You can either turn on everything (telnetd, ftpd, etc, etc), or only have sshd running when the box comes up for the first time.
So saying that telnetd is on "by default" isn't exactly correct, unless your definition of "by default" is "explicitly enabled".
- Roach
If that MUD is using telnetd instead of using its own socket code, it may not be "the most legacy of legacy crap" but it's certainly the worst MUD software ever written.
Although I suspect you just have no idea what you're talking about and it's not doing that.
Don't blame me; I'm never given mod points.
The thing is, you can tunnel pretty much anything over anything, and telnet would be pretty easy to tunnel over. In fact, if you really wanted you could tunnel SSH over Telnet, and retain the encryption. So, there is absolutely no reason to leave Telnet unblocked and SSH blocked. Furthermore, in an institutional environment like a school, you could just not install SSH clients, and not give the students sufficient privileges to run their own, which is more effective than blocking particular ports. As long as the users can run arbitrary software, or an SSH client that's already installed, they can just use a different port for SSH to get around a firewall block.
Basically, there is no way in which Telnet is more secure, and leaving a Telnet port open with an SSH port blocked will always harm security more than it will help.

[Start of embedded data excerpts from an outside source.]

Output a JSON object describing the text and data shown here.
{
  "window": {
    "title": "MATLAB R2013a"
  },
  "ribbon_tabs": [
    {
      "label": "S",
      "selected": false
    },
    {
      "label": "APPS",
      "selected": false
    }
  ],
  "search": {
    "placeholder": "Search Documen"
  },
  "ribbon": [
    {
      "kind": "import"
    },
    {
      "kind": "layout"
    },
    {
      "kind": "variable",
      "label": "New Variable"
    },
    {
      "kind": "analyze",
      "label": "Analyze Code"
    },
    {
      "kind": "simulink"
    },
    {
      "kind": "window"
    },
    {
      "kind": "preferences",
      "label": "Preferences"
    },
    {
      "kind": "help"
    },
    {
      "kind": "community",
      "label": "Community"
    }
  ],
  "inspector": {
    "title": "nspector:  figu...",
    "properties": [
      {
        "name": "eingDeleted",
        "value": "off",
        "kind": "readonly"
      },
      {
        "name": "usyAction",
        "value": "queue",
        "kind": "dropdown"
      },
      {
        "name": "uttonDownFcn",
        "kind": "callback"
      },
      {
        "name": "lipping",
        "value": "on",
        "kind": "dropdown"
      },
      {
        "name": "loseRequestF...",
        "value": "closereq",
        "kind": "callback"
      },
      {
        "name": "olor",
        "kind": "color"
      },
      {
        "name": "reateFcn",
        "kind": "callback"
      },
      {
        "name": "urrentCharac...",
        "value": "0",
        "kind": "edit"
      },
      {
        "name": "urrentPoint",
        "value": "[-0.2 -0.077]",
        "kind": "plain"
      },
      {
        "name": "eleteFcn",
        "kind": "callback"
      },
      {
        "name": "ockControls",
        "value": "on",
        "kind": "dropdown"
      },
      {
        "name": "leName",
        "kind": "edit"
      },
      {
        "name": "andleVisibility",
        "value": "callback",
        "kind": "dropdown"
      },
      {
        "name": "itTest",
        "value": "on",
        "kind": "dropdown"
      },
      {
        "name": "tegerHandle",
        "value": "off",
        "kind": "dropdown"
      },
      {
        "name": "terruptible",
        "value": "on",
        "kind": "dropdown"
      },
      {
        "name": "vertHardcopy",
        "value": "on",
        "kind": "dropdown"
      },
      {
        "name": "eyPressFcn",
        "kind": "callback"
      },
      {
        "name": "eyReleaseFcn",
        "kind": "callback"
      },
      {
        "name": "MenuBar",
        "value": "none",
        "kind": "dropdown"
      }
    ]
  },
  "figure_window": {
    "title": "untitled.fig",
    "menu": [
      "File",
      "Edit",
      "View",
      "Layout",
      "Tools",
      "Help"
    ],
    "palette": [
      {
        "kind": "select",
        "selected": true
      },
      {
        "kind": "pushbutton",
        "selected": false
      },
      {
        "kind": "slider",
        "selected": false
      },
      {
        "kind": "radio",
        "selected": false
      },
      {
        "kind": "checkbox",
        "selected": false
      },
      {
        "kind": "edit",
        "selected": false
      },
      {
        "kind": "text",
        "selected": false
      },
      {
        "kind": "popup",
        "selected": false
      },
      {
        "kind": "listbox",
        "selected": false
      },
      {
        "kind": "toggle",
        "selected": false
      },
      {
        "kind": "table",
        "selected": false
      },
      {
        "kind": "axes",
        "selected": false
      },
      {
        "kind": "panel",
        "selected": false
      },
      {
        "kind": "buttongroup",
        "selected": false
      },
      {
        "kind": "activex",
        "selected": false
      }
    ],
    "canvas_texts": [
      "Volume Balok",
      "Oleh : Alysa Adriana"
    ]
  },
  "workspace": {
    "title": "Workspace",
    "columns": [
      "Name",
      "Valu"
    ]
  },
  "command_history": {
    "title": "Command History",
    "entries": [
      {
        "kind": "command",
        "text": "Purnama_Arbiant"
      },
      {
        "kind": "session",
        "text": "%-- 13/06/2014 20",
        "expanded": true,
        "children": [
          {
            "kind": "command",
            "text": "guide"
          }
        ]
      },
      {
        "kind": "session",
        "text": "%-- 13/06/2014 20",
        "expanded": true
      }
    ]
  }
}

I hope you block ports 80 and 443, too, because otherwise it's still trivial to create an SSH session to the outside. All the enterprising student must do, is configure their (parents') home firewall, to forward outside port 80 to LAN port 22 on their PC. It's no more difficult really than just opening up port 22 bidirectionally. Then it's just "ssh -p 80 -D 8080 joestudent@mypc.dyndns.org"
If you want to filter, get a packet shaper and stop using ports; all you do by blocking ports is encourage people to abuse port 80 and other well known service ports, and make diagnostics more difficult. Unless the goal is just to give the semblance of censorship while making it as easily avoidable as possible, which is arguably laudable, but in that case why bother to block port 22 in the first place.
And before anyone makes the argument about blocking ports making it more difficult for 'casual' users, even a casual user is capable of reading Google, or asking a smarter user what to do. A few years ago, I witnessed what happened on a campus LAN when the admins inadvertently mis-configured the firewalls and blocked port 5190, which is used by AIM. Within twenty minutes, there were emails circulating which included screenshots and step-by-step instructions on how to change the AIM client to use port 80 instead. Hundreds, if not thousands of students, who didn't even know what port was, were able to follow one person's instructions and get around the problem. (It turns out it wasn't an intentional block, but just a mistake; however, the result was that half of the student machines ended up running AIM over port 80 forevermore.) It only takes one user with enough brains to read a manpage, and a desire to score some points with other students by showing them how to get around the block, to torpedo port-based blocking.
"Ladies and gentlemen, my killbot features Lotus Notes and a machine gun. It is the finest available."